Michael Alexander
Michael Alexander

Reputation: 480

How does this array sorting function actually work?

I was working on some coding challenges for practice and came across one that stumped me. Reading an article about it, I came across the answer, which I cannot understand. The challenge was to create a function that sorts an array of integers in ascending order and returns it. The function is as follows:

function sortAscending(arr) {
    return arr.sort(function(a, b) {
        return a - b;
    });
}

What I can't understand is how sorting using the compare function return a - b actually works. If I have an array of random integers and I take a calculator and apply that arithmetic operation to each, it does not result in an array that is sorted in ascending order, it results in a completely different array. So that tells me I must be completely misunderstanding how this work. Anyone care to explain this to someone with basically no computer science knowledge?

Upvotes: 0

Views: 58

Answers (1)

Paul
Paul

Reputation: 36319

Your compare function (a,b) => a-b is telling the sort function how to sort. In other words, it tells sort how to compare two values at a time.
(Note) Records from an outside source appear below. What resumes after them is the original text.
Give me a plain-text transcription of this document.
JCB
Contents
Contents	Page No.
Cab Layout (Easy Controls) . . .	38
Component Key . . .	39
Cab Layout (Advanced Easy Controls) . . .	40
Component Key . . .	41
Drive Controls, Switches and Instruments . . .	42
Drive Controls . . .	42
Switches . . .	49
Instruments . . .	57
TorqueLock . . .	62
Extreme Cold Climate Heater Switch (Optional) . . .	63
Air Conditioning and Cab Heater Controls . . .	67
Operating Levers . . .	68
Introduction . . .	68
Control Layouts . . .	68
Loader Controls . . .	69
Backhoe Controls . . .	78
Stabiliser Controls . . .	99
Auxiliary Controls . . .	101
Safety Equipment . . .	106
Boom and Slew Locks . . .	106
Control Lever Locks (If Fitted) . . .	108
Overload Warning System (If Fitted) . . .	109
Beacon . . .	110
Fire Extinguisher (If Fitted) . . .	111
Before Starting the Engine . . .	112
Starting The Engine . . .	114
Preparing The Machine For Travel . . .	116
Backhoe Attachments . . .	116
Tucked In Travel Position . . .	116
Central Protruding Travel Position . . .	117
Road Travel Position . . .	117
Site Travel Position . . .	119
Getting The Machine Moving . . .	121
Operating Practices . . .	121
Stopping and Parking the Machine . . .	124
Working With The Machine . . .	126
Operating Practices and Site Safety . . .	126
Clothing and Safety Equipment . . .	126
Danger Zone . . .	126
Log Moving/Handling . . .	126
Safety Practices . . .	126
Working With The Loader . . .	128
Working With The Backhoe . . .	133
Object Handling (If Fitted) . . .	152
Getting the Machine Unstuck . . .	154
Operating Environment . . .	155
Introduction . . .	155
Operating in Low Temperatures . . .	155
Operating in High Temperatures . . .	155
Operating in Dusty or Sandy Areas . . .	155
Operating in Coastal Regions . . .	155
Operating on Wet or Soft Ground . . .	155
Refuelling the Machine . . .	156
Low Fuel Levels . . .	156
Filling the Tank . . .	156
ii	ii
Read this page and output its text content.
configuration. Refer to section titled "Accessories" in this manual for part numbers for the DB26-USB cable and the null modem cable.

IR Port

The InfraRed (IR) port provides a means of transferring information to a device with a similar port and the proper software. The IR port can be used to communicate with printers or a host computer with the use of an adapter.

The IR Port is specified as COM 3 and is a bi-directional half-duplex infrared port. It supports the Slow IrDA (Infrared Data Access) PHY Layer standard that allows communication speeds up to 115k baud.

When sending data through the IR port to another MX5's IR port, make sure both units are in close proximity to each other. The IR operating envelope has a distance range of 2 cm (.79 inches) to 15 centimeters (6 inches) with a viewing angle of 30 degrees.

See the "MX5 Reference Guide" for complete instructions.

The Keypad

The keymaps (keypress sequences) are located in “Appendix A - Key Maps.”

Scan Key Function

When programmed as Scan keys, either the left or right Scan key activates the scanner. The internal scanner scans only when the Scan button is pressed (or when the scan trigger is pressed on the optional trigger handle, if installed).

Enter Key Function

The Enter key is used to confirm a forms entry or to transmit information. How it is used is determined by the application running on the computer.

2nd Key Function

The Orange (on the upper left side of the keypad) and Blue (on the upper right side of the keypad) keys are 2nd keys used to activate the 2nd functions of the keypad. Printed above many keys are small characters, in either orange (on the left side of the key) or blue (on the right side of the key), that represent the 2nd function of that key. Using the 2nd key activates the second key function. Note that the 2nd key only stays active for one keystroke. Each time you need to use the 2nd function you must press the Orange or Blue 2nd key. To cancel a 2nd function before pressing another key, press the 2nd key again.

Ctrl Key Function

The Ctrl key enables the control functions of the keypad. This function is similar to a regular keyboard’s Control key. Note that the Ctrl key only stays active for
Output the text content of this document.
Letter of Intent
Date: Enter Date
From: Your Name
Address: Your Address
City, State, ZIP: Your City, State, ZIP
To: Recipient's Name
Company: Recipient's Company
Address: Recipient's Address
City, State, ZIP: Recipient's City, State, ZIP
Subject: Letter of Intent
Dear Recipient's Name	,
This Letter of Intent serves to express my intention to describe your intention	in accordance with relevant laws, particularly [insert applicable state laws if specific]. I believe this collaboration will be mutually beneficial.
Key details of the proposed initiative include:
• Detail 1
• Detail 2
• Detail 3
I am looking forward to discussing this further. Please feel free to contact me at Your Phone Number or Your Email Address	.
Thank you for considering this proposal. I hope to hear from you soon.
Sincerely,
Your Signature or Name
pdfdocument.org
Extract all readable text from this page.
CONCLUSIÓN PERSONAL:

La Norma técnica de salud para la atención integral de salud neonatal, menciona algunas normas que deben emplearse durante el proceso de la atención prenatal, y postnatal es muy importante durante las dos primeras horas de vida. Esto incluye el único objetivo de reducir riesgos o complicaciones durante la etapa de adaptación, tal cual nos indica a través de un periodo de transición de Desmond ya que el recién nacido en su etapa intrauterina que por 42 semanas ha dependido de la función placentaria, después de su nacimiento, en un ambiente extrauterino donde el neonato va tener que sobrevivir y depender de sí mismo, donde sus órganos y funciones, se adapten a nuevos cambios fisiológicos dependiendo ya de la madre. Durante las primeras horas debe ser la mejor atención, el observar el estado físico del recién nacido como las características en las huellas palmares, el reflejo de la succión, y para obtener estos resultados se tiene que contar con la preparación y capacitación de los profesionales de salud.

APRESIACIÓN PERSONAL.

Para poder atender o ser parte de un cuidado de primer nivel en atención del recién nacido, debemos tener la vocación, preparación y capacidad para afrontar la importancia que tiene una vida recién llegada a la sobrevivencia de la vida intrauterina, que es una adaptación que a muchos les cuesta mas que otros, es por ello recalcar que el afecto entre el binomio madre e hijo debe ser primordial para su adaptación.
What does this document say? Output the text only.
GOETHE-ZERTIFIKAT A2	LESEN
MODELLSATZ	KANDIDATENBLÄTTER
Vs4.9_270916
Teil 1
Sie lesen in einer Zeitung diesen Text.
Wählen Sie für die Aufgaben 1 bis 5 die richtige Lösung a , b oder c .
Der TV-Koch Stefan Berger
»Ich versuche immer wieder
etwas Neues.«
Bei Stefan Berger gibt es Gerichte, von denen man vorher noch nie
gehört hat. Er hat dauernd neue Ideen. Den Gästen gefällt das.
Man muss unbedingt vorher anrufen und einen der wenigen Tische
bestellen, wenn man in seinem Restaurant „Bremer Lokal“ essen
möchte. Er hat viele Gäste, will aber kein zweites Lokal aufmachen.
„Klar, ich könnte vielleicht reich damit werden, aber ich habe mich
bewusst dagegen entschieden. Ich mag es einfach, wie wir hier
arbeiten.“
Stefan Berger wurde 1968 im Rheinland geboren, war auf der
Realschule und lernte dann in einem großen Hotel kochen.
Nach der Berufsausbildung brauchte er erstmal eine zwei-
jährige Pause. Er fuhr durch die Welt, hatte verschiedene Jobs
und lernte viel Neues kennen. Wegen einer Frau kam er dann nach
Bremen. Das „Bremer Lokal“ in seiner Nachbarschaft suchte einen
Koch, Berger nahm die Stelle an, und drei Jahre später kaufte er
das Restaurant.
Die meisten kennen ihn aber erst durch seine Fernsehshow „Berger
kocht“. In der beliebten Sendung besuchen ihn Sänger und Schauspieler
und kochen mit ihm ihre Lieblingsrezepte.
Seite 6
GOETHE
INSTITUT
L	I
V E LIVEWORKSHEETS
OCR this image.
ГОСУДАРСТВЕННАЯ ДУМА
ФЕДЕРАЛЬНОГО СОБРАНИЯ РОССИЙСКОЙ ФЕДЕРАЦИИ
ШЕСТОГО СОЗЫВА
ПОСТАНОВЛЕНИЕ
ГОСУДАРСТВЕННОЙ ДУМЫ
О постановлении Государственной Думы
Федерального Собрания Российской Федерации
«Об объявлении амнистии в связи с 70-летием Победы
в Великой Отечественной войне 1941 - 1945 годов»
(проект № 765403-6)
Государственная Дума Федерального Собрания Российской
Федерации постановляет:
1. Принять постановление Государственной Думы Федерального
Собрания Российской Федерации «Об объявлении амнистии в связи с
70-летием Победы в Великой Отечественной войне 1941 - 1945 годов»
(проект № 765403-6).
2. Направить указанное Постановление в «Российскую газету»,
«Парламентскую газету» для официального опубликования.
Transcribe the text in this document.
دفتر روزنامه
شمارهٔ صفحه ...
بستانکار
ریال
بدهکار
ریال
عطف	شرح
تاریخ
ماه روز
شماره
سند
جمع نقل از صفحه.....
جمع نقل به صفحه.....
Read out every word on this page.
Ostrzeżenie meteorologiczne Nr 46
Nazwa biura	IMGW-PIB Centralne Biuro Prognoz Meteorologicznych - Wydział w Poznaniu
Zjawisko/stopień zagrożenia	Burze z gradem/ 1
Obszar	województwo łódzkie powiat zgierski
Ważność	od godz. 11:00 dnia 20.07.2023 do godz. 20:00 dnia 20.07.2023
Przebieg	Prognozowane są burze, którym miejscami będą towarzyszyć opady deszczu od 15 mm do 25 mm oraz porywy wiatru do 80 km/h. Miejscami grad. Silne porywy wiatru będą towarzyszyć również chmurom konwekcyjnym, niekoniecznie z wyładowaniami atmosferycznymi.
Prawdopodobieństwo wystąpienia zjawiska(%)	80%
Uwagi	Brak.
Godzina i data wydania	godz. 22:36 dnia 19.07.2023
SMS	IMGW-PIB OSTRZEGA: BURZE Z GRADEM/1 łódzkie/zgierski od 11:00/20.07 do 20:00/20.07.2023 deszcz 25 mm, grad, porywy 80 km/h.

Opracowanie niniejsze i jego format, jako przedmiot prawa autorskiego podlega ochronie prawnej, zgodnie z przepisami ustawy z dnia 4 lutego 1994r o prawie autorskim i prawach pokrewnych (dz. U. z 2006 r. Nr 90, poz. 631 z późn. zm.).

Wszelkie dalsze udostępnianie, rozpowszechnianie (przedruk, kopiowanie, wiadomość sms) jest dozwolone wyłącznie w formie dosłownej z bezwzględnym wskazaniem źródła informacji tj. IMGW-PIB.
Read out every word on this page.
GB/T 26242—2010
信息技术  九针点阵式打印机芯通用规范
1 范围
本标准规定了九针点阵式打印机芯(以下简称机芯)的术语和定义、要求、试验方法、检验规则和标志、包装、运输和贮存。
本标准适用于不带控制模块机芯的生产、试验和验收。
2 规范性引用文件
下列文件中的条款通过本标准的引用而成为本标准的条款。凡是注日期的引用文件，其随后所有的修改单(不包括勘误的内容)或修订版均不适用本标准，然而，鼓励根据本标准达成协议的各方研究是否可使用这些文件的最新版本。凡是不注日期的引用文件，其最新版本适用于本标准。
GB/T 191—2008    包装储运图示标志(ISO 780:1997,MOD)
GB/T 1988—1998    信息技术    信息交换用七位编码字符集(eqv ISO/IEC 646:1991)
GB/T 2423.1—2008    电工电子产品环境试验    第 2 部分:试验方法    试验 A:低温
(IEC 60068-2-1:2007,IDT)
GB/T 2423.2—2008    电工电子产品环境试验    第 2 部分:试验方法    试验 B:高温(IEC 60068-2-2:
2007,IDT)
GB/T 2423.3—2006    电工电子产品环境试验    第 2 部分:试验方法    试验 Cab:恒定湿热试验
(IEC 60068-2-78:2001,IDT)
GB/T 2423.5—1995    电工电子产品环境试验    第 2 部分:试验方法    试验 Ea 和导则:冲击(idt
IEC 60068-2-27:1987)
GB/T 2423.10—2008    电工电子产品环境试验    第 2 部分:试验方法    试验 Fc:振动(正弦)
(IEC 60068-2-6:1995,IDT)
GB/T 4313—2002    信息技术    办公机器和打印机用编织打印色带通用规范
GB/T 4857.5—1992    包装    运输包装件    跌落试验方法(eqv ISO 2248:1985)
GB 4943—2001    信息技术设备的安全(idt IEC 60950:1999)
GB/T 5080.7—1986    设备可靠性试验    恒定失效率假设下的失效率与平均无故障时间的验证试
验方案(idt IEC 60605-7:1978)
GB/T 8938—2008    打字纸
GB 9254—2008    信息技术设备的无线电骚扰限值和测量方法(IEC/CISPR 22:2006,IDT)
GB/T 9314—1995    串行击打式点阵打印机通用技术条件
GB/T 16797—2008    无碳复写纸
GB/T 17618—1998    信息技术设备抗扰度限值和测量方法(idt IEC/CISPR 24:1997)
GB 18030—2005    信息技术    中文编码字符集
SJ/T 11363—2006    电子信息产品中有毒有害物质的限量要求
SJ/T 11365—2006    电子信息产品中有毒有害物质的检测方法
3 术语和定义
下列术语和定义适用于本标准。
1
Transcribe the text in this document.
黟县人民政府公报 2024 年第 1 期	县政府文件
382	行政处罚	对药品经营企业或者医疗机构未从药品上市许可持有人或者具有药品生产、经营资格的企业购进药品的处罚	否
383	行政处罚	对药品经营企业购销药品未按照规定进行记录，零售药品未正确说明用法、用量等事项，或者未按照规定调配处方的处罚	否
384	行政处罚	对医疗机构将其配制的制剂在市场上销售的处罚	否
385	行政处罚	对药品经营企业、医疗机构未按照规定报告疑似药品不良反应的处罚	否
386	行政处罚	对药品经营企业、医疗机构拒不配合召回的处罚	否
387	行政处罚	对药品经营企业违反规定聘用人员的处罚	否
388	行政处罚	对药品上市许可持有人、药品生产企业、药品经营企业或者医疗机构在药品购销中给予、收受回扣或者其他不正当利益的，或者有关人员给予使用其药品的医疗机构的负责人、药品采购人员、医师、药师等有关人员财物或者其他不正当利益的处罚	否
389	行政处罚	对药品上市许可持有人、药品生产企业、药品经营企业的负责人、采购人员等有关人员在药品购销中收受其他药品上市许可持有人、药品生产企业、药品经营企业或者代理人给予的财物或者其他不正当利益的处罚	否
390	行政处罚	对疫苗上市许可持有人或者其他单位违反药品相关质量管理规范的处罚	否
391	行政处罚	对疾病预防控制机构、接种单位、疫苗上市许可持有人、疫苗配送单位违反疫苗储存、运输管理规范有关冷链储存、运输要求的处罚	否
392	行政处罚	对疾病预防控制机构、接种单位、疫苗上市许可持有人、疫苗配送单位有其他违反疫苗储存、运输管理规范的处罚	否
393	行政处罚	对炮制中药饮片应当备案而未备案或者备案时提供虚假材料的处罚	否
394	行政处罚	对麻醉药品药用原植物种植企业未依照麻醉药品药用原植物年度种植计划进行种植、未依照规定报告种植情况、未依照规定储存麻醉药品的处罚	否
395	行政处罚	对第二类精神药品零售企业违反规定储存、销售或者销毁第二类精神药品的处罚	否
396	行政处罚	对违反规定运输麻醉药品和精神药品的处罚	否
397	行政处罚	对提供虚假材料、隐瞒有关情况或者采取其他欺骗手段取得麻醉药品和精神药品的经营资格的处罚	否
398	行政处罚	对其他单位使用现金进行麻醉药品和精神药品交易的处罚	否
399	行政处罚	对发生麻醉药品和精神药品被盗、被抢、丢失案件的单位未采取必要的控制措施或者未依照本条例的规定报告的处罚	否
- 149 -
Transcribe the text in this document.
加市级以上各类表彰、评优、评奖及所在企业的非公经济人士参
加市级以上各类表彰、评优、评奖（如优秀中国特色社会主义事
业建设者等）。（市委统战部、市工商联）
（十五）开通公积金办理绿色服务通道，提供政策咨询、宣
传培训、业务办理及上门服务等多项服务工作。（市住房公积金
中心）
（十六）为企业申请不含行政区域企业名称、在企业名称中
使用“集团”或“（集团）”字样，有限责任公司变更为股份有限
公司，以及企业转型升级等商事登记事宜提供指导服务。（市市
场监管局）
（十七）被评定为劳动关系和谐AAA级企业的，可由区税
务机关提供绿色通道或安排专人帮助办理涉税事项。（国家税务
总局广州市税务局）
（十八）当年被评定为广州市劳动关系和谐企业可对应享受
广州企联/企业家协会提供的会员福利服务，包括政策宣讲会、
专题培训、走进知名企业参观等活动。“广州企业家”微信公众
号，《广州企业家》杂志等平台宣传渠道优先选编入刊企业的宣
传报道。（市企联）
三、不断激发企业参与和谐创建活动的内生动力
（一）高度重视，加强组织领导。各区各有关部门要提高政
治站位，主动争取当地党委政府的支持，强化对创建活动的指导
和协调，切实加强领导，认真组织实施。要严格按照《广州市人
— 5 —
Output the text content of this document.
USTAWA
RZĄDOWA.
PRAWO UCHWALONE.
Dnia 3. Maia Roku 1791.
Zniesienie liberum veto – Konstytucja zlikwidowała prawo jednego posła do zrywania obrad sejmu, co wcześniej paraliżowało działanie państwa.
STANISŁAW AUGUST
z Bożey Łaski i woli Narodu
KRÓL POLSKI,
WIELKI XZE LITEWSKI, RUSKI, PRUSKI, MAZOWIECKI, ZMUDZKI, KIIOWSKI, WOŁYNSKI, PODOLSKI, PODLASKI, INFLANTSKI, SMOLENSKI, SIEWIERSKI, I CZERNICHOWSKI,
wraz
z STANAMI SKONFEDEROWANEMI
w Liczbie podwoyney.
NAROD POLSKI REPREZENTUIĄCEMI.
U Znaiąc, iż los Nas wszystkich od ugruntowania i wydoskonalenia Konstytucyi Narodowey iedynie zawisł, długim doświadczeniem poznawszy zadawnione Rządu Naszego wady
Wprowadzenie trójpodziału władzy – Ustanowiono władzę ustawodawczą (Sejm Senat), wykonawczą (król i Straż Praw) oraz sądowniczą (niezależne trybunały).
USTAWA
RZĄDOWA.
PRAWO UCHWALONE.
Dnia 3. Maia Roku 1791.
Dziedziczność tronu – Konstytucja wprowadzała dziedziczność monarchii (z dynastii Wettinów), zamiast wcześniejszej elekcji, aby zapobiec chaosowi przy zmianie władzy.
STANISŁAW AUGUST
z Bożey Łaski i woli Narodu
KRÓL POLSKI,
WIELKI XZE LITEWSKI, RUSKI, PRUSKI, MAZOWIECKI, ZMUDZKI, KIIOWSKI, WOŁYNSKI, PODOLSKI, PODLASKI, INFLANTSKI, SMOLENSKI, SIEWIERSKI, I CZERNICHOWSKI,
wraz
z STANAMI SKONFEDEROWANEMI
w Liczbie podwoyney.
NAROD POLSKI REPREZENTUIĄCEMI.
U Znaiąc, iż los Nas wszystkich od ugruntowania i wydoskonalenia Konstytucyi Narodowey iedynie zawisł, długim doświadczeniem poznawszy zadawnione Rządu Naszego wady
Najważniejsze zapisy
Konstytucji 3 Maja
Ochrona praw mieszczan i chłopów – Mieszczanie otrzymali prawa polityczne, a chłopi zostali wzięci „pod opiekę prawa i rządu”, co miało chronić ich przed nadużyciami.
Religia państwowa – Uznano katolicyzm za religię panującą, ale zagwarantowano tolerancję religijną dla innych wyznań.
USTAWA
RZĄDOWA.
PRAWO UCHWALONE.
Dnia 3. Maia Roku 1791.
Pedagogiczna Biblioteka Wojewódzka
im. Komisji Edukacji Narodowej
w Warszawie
Internally, sort applies your compare function repeatedly until it comes up with the sorted results.

if the return value is less than zero, a should be sorted to an index less than b (so a is placed in the array before b)

If the return value is greater than zero, a should be sorted to an index greater than b.

If the return value IS zero, then the order should remain unchanged.

Any undefined value (in either a or b) gets sorted to the end of the array w/o actually calling the compare function.